Si apre il sipario. Lago di Ginevra, villa affittata da una nobildonna milanese che ogni anno vi abita da giugno a novembre.
5 ottobre 1894. S’odono uno sparo e grida confuse.
La contessa d’Arda giace morta nella sua stanza da letto con un colpo di pistola alla tempia. La rivoltella è lì, a terra, poco distante da lei.
Suicidio. Pare.
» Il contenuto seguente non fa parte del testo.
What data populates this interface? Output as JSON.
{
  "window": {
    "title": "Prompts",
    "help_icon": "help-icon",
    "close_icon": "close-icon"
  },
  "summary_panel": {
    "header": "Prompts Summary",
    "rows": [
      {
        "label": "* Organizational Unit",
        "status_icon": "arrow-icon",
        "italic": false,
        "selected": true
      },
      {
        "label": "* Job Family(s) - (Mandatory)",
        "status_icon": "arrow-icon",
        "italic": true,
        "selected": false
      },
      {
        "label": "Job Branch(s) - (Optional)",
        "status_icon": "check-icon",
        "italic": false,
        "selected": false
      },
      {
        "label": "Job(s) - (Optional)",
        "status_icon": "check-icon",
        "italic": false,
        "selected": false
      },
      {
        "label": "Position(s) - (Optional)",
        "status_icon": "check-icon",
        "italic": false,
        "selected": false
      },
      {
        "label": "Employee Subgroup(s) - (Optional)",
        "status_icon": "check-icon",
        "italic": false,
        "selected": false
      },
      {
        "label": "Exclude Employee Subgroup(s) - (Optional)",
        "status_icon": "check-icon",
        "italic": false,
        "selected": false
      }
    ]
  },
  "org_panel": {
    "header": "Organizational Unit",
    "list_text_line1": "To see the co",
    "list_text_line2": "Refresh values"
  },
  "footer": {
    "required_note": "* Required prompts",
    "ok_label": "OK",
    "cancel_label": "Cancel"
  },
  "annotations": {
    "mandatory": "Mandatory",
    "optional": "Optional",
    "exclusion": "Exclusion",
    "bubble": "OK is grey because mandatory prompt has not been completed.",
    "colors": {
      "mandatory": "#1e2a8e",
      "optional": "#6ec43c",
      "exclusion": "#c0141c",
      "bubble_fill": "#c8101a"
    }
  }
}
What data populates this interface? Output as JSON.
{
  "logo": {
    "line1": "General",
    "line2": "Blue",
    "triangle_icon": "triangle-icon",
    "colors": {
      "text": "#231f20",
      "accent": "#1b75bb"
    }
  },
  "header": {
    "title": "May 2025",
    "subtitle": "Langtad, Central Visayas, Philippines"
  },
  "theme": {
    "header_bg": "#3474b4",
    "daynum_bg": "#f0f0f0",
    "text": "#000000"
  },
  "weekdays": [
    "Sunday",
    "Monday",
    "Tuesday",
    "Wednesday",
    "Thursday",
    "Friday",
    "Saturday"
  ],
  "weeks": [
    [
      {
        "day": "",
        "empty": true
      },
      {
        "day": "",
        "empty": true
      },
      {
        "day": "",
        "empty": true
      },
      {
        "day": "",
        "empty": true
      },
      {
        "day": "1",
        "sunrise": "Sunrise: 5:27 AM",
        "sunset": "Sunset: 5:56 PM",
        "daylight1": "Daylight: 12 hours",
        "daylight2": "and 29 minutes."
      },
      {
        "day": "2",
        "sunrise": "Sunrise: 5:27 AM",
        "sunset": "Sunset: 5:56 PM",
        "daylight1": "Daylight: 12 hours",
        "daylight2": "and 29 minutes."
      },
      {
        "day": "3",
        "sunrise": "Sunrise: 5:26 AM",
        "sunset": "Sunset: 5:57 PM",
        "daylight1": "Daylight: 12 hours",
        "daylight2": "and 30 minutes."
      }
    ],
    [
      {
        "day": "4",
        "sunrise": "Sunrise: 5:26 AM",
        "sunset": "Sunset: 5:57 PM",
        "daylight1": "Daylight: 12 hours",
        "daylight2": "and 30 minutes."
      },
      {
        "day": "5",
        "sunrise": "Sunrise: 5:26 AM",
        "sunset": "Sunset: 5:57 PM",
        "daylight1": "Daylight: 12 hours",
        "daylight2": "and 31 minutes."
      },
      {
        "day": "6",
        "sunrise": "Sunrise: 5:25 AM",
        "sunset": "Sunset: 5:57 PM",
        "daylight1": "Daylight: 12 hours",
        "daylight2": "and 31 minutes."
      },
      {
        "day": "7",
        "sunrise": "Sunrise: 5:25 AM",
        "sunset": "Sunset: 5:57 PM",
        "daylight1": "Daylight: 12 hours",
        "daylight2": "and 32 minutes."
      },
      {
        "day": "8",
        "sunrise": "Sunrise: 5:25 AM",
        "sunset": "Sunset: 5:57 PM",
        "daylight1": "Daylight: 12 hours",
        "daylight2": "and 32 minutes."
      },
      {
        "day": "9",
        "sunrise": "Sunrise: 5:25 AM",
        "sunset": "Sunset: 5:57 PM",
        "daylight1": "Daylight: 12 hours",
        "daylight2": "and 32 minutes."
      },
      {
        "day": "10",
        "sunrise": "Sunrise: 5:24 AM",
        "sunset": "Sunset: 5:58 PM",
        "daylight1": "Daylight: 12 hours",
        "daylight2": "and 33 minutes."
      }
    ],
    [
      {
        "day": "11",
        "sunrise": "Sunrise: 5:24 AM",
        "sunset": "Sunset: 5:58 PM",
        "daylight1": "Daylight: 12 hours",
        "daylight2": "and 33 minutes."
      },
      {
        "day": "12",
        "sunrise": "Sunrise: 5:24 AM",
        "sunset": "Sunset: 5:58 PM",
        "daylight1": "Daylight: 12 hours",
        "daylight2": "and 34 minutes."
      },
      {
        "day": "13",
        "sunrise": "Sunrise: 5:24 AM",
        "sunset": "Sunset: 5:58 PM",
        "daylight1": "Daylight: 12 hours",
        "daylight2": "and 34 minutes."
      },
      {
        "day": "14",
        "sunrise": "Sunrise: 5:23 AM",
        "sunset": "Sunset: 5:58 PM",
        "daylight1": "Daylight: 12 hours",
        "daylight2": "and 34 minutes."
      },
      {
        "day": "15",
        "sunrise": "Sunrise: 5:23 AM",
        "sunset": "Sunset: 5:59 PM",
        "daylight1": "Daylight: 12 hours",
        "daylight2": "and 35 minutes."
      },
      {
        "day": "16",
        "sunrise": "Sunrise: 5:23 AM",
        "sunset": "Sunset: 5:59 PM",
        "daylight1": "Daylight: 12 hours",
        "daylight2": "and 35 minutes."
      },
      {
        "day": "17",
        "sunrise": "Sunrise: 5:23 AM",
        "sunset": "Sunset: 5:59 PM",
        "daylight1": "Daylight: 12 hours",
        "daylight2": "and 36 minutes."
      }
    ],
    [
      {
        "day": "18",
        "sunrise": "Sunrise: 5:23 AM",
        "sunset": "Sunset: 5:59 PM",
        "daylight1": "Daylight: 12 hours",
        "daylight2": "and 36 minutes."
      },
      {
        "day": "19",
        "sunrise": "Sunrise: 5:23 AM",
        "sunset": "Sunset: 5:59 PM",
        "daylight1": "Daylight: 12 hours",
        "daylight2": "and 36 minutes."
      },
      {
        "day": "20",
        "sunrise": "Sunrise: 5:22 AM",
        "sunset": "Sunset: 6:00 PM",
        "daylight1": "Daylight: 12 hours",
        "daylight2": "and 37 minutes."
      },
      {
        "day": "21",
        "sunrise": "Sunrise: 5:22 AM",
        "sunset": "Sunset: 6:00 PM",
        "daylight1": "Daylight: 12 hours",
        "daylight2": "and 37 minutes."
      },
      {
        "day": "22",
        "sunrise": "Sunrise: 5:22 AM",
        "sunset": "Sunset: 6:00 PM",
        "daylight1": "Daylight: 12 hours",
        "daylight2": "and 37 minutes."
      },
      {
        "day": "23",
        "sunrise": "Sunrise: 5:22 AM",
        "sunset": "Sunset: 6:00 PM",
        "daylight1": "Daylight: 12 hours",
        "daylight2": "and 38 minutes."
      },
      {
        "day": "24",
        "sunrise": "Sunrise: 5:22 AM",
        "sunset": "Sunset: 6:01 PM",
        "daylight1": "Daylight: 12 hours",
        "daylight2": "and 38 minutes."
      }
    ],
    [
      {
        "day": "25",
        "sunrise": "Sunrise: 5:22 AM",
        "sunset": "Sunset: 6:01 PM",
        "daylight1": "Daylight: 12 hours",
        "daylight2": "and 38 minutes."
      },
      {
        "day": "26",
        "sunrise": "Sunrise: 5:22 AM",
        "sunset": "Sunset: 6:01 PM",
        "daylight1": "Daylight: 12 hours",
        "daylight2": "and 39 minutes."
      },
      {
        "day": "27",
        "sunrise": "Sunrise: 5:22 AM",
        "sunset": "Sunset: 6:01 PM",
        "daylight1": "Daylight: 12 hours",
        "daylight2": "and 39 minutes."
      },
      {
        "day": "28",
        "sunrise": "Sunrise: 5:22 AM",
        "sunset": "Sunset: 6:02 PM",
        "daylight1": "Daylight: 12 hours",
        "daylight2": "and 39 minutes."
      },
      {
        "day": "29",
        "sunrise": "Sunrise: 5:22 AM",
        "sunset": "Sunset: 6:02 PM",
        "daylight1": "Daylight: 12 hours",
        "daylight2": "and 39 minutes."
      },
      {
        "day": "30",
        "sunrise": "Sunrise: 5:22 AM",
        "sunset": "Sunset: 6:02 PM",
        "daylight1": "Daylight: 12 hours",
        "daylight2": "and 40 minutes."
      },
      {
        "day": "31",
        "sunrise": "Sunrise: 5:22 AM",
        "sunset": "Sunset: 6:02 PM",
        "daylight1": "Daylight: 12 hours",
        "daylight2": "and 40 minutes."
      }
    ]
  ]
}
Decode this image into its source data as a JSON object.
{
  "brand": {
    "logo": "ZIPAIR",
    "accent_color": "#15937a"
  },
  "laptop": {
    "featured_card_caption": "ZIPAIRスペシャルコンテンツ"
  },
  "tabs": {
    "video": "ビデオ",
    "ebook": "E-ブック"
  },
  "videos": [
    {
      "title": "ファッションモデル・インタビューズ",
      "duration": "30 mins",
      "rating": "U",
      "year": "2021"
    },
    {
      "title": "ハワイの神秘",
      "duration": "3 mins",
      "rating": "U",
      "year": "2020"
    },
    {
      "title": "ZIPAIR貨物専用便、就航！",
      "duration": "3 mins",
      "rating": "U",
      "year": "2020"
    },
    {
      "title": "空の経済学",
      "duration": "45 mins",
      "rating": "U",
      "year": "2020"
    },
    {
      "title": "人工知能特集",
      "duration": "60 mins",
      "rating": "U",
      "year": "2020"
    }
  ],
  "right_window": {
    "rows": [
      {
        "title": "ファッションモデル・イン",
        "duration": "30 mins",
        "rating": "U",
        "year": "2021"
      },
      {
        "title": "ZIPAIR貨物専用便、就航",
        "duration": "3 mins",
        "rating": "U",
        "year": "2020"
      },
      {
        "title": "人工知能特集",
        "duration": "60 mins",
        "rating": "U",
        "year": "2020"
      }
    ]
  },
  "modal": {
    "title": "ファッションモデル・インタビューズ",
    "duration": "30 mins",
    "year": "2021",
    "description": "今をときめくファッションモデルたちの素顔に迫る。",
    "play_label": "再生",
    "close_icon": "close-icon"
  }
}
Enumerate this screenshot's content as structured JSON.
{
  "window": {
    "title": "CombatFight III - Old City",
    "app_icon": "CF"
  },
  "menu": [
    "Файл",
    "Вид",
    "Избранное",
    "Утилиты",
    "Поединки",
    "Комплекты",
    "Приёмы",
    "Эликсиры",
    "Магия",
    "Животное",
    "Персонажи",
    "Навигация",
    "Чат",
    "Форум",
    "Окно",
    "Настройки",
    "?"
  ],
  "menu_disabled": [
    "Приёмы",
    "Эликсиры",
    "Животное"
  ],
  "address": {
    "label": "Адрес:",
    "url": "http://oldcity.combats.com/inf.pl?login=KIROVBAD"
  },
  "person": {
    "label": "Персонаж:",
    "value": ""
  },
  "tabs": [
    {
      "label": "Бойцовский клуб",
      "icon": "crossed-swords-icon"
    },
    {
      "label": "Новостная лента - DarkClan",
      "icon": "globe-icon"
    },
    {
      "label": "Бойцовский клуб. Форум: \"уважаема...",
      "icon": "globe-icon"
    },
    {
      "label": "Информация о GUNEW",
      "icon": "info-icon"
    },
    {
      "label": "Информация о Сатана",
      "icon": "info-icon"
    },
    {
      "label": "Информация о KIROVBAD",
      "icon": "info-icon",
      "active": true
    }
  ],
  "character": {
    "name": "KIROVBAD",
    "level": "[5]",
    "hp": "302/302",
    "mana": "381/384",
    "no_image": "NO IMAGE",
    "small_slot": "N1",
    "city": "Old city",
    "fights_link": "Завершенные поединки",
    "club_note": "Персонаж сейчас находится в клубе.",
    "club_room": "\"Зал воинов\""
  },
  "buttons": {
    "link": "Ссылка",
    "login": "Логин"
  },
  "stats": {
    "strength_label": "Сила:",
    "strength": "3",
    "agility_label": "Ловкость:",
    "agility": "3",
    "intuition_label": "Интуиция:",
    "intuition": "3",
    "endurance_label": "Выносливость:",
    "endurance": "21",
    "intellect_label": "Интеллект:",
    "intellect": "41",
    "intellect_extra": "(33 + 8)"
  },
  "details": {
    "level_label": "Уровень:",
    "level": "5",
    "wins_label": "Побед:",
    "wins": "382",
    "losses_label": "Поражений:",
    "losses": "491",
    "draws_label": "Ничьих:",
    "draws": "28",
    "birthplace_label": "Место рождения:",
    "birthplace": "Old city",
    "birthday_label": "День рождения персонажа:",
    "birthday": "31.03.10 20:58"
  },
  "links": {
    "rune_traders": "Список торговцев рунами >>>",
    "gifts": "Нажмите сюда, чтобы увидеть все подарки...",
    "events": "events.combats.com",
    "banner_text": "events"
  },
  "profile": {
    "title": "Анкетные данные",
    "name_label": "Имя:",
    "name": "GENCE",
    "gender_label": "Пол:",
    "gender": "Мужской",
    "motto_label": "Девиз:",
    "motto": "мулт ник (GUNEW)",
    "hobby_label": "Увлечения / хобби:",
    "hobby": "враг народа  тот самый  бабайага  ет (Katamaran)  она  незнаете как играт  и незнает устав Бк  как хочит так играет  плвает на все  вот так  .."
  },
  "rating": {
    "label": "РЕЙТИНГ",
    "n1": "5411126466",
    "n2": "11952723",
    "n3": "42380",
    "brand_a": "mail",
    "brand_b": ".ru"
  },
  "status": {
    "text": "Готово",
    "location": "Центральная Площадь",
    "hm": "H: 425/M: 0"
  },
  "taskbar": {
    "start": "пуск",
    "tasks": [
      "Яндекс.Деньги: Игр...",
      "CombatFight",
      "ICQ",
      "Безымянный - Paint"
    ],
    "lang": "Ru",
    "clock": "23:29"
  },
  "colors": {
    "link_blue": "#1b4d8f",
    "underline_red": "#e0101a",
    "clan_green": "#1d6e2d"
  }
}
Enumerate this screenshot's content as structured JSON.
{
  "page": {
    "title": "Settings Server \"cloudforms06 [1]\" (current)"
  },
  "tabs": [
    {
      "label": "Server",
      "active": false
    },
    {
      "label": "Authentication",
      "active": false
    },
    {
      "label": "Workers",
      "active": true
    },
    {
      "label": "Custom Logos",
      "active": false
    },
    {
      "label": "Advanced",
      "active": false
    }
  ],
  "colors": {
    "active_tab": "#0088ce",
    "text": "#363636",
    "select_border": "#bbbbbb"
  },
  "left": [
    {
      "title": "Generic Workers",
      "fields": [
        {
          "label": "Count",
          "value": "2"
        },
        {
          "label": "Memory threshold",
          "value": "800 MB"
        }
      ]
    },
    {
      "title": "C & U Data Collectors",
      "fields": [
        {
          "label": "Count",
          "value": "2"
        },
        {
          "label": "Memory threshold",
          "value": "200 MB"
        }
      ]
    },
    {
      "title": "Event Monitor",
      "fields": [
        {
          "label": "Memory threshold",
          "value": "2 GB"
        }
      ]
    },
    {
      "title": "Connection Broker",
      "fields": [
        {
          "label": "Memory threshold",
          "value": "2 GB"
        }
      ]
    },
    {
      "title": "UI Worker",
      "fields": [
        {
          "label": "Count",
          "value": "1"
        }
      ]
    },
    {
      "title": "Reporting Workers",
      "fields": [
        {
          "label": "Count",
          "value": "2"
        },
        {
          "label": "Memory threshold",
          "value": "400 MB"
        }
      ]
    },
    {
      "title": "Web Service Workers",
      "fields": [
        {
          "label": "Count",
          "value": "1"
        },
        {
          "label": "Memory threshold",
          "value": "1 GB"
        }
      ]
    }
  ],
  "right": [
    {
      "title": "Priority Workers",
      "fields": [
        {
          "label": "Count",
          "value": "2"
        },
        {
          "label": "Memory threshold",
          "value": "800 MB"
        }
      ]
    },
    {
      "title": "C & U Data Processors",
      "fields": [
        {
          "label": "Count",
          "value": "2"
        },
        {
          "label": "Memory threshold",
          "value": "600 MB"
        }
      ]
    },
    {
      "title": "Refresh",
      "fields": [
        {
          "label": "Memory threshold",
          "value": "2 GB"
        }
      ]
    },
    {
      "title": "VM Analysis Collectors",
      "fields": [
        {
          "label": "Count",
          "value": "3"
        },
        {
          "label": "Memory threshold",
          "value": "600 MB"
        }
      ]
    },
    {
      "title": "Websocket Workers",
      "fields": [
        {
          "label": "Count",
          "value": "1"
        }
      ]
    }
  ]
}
Ma ciò che pare non è detto che sia.
Entrano in scena il principe Alessio Zakunine, rivoluzionario russo; la sua compagna di fede Alessandra Natzichev, lo scrittore Roberto Vérond, il giudice Ferpierre.
Chi era in realtà la contessa Fiorenza d’Arda? Quali rapporti aveva con il principe Zakunine e lo scrittore Vérond? E la studentessa Natzichev aveva qualcosa in comune con lei?
Che cosa lega fra loro i personaggi? Quale spasimo li unisce? De Roberto scava nel profondo dell’animo e della psiche umana. Non saranno la logica e nemmeno l’affanno investigativo di Ferpierre a condurre alla verità.
“Tutto il mondo è retto da pregudizii iniqui, ma più stupidi che iniqui.”
Se a stroncare I Viceré fu Benedetto Croce, ad attaccare Spasimo fu Luigi Pirandello che lo recensì firmandosi con lo pseudonimo di Giulian Dorpelli.
Anche i grandi sbagliano. E loro sbagliarono. Chissà se consapevoli o no.
Scrittura elegante, linguaggio raffinato per quest’opera narrativa considerata il primo esempio di romanzo investigativo italiano.